Some science first
4K resolution is a generic term for display devices or content having horizontal resolution on the order of 4,000 pixels. Several 4K resolutions exist in the fields of digital television and digital cinematography. In the movie projection industry, Digital Cinema Initiatives (DCI) is the dominant 4K standard.
4K has become the common consumer friendly name for UHDTV but technically it is not 4K. Consumer 4K resolution of 3840 x 2160 (at a 16:9, or 1.78:1 aspect ratio) differs from the industry standard of 4096 x 2160 (at a 1.9:1 aspect ratio).
The television industry has adopted ultra high-definition television (UHDTV) as its 4K standard. As of 2013, some UHDTV models were available to general consumers for under US$1000. However, due to lack of available content, 4K television has yet to achieve mass market appeal. Using horizontal resolution to characterize the technology marks a switch from the previous generation, high-definition television, which categorized media according to vertical resolution, such as 720p or 1080p; under that system, a 4K UHDTV is equivalent to 2160p. (end Wikipedia)
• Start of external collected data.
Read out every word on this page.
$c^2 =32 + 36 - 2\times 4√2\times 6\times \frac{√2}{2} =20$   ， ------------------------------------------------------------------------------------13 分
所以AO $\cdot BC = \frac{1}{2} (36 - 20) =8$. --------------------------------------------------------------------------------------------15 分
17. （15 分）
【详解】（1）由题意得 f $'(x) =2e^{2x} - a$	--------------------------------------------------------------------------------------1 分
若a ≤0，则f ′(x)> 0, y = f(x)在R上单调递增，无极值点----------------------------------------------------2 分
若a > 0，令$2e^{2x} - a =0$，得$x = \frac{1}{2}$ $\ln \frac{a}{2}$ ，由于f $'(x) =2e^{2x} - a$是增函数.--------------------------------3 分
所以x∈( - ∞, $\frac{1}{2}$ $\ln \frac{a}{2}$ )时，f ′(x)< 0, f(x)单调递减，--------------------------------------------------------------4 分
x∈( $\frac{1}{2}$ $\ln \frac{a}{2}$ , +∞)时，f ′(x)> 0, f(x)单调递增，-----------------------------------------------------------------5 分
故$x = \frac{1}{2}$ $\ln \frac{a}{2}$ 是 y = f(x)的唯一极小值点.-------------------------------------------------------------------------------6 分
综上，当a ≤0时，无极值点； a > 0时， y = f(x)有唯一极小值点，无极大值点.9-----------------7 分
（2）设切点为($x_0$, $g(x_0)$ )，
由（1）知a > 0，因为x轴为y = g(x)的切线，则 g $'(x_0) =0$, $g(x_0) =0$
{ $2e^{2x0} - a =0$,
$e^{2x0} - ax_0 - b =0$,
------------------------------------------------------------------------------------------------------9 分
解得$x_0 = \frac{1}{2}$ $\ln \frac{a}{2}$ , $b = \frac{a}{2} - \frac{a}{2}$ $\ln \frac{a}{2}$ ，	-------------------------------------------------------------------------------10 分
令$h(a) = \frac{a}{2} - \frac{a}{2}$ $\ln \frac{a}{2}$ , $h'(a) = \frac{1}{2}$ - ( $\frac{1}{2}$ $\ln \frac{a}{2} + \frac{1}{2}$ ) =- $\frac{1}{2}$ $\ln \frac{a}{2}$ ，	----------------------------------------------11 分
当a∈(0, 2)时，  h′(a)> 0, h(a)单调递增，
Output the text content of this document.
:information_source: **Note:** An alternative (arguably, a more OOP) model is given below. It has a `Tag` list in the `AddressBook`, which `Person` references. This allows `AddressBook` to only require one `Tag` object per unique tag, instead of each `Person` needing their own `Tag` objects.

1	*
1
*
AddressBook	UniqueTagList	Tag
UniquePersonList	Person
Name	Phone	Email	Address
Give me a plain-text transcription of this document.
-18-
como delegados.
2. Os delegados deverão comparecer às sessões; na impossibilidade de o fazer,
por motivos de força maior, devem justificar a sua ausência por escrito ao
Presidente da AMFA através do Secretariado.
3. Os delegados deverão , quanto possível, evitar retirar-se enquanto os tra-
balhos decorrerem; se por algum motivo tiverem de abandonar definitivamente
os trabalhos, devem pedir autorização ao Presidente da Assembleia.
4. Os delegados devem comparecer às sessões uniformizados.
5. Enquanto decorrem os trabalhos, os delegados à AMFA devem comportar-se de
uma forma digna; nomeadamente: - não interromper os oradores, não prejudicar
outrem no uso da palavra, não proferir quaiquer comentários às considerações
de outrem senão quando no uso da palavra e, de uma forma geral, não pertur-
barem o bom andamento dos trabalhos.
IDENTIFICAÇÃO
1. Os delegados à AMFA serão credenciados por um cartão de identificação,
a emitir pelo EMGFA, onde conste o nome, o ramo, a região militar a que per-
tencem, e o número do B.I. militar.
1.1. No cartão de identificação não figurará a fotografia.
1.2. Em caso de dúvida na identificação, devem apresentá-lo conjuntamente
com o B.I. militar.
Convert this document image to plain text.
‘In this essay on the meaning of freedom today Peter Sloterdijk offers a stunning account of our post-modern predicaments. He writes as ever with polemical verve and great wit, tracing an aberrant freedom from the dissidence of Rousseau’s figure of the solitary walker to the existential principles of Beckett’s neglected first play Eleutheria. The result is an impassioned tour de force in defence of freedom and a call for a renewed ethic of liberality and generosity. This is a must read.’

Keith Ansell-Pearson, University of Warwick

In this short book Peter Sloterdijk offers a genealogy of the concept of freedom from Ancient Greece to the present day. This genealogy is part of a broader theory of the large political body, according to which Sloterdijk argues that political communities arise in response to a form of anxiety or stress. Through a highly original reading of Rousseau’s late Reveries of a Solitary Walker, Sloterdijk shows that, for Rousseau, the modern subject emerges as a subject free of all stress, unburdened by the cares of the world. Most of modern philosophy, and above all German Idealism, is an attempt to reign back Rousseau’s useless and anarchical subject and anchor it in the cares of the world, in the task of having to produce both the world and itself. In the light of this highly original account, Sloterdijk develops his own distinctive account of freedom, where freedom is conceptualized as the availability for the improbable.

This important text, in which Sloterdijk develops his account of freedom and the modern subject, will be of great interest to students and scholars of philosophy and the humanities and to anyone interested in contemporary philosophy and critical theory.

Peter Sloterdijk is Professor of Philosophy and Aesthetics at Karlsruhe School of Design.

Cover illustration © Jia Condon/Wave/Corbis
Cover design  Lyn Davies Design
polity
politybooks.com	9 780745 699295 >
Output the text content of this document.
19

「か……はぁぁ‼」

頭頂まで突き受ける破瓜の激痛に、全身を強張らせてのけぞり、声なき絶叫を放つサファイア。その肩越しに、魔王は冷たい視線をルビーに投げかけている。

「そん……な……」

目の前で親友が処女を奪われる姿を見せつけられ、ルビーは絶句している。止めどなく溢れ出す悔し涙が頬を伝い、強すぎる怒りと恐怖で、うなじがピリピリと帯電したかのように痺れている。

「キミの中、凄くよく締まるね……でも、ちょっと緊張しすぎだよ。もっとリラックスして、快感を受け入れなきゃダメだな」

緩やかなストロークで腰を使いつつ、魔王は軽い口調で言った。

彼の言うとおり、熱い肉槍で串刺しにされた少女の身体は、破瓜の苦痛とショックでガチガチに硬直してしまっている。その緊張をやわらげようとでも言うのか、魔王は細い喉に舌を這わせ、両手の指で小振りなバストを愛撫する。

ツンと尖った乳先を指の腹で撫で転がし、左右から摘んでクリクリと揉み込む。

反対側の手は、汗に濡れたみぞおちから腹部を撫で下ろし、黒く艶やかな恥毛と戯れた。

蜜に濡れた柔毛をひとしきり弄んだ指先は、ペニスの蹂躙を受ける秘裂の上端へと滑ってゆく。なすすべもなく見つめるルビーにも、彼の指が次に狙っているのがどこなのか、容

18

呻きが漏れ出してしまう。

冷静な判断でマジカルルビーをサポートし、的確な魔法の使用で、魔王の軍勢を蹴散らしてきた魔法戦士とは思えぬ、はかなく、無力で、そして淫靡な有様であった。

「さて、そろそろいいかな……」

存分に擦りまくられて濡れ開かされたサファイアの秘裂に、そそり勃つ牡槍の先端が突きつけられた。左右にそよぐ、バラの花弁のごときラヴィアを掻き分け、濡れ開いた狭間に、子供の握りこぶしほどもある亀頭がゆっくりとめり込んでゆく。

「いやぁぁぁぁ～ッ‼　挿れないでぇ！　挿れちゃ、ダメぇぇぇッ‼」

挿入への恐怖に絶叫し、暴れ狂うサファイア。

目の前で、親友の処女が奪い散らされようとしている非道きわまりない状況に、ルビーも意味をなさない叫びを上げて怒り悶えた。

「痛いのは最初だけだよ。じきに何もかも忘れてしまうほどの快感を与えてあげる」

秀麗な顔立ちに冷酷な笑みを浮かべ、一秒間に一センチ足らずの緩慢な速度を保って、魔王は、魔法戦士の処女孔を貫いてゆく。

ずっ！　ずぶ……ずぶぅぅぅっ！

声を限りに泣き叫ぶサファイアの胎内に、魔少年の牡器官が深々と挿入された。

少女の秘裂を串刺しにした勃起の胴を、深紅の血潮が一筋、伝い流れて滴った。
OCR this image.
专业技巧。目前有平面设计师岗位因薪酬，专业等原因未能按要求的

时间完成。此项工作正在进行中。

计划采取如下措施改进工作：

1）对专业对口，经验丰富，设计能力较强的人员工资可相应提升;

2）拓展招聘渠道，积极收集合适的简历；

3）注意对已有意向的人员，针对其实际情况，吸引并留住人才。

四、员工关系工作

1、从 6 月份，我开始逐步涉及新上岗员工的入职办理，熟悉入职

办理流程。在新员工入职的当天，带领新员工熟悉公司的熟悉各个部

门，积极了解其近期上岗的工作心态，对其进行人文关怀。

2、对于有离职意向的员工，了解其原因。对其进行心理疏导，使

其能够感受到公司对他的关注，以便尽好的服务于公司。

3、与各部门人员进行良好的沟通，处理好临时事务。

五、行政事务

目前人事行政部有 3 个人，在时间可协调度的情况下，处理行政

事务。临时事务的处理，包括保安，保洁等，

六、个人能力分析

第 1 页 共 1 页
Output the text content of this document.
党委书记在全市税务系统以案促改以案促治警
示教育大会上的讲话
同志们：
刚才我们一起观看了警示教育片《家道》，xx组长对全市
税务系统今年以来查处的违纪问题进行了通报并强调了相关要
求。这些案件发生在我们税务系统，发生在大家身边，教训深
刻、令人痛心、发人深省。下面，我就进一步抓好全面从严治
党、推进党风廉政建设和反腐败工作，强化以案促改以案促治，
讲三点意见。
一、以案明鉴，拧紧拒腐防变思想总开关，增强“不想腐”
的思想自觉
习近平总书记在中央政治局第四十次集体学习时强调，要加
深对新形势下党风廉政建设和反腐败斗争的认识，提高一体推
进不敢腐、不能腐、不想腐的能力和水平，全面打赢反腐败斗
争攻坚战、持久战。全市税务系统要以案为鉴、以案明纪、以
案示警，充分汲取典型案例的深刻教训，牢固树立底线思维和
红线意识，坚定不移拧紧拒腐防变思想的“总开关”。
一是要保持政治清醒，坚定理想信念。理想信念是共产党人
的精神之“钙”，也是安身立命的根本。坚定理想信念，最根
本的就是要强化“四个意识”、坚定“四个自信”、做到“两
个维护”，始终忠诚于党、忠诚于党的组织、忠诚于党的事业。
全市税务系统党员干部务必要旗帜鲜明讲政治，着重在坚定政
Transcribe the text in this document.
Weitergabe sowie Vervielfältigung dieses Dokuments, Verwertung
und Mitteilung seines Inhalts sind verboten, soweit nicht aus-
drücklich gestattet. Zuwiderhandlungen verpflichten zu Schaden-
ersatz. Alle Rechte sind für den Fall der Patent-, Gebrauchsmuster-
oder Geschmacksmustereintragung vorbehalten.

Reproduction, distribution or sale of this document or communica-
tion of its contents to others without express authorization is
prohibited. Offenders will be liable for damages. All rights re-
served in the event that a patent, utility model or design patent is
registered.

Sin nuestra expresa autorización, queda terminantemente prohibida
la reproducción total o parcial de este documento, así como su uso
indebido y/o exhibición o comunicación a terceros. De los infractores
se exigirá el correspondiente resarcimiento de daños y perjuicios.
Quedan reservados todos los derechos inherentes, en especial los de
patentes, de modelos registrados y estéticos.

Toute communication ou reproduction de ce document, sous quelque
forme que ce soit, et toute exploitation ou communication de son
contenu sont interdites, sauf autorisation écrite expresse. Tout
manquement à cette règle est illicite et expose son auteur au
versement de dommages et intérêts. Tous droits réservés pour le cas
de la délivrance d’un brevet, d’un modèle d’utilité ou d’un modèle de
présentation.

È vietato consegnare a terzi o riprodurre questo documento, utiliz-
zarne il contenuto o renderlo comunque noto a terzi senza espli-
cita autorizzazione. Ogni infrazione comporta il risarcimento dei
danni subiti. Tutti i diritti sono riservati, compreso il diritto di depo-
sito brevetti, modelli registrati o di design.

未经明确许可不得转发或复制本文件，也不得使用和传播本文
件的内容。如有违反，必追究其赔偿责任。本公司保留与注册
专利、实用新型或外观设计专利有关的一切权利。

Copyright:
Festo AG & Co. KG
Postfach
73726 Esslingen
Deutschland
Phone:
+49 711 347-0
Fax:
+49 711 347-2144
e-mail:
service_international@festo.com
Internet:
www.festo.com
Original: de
We’ve come a quantum leap in our technology to the point the screen seems liquid. In this video by Jacob and Katie Schwartz, life is more in our face then ever, reviling the slightest detail of all life in a way drawing into an abyss of liquid color and sound. Like our technology we’re evolving right alone with it, as in the words of Commander Chris Hadfield aboard the ISS said, “We’re in this Together.” Through this video you can see and feel all of life as one, the good Earth bringing us closer in a 4K revolution. A dance, you feel that?